Rezension von Mona
„Wichtig ist, dass der Tod uns lebend ereilt.“ (S. 300)
„Hundert Tage Glück“ ist einer dieser Romane, die sich mit dem Thema Krebs auseinandersetzen. Mehr noch mit dem Thema Sterben. Was diesen Roman allerdings von vielen anderen seiner Art unterscheidet, ist, dass er sich in der Dramatik sehr zurückhält und insgesamt ein stark lebensbejahendes und positives Gefühl hinterlässt. Lucio Battistini ist der Protagonist dieses Buches. Er erzählt uns seine Geschichte, angefangen von seinem Alltag als aufreißerischer (aber verheirateter) italienischer Familienvater, bis hin zu der plötzlichen Diagnose Leber-Krebs und letztendlich zu seinen hundert letzten Tagen, bevor er beschließt, einen begleiteten Suizid durchzuführen.
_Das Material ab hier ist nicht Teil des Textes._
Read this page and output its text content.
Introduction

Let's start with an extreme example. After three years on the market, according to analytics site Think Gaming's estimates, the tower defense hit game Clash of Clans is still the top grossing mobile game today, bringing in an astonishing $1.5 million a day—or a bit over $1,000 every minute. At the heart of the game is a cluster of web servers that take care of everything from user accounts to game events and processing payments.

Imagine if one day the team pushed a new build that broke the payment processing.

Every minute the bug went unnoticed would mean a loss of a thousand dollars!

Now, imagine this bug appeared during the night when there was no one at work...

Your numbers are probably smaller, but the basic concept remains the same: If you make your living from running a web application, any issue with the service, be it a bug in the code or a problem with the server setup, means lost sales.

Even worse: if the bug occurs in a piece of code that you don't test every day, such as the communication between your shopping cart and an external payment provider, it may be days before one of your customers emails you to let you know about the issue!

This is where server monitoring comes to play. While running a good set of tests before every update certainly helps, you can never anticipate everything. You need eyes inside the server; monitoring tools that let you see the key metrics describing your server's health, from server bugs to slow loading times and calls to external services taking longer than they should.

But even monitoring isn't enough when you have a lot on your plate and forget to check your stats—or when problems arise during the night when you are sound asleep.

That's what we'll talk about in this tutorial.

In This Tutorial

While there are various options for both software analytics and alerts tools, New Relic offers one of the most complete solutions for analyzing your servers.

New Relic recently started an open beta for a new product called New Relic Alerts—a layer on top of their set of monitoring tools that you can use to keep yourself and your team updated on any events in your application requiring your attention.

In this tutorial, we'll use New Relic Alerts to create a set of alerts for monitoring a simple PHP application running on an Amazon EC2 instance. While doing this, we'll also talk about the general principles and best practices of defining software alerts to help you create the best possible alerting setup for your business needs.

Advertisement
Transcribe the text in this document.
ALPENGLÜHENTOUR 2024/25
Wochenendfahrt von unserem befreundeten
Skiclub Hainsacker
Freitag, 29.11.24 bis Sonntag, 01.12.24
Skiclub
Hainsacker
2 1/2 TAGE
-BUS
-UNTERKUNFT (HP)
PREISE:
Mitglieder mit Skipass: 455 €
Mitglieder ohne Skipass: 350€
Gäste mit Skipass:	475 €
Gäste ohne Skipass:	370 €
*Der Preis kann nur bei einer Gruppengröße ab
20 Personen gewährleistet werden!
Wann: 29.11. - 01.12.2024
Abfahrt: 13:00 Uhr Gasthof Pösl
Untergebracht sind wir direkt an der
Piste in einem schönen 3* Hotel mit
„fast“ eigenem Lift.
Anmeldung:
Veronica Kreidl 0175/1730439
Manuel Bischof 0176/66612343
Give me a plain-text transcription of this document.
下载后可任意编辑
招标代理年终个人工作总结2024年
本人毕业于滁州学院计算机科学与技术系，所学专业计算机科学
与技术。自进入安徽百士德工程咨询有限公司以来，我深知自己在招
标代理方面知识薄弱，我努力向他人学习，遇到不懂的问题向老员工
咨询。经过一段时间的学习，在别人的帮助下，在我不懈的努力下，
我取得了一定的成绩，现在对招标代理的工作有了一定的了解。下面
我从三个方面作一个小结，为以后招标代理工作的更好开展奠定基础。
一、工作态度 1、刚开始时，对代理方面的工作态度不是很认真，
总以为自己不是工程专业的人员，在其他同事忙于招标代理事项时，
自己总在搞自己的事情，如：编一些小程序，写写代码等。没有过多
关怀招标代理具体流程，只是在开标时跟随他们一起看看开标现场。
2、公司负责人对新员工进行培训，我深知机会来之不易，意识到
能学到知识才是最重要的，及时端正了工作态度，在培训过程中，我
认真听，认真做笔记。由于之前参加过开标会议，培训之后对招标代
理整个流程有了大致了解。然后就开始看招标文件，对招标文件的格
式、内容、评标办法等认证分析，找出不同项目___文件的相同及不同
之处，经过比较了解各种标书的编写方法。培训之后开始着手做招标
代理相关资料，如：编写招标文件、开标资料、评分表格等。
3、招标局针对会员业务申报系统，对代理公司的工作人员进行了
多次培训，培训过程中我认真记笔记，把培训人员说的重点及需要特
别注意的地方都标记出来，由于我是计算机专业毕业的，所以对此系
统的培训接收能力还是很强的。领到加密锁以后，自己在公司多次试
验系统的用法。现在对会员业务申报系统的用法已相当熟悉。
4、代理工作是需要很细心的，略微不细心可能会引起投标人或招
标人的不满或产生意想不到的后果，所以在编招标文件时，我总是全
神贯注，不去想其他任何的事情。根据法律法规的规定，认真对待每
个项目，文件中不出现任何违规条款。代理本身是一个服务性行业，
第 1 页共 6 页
Besonders präsent sind seine zwei besten Freunde, mit denen er die „Drei Musketiere“ bildet und allerhand unreife Dinge anstellt. Doch je greifbarer das Ende wird, desto mehr hinterfragt Lucio sein Leben und seine Stellung in seiner Familie. Seine Ehefrau duldet ihn nur noch, nachdem Lucio eine Affaire mit einer seiner Klientinnen hatte und insgesamt einen eher kläglichen Familienvater abgegeben hat. Dem versucht er nun entgegenzuwirken, indem er sich intensiver mit seinen Lieben und letztendlich auch mit sich selbst beschäftigt.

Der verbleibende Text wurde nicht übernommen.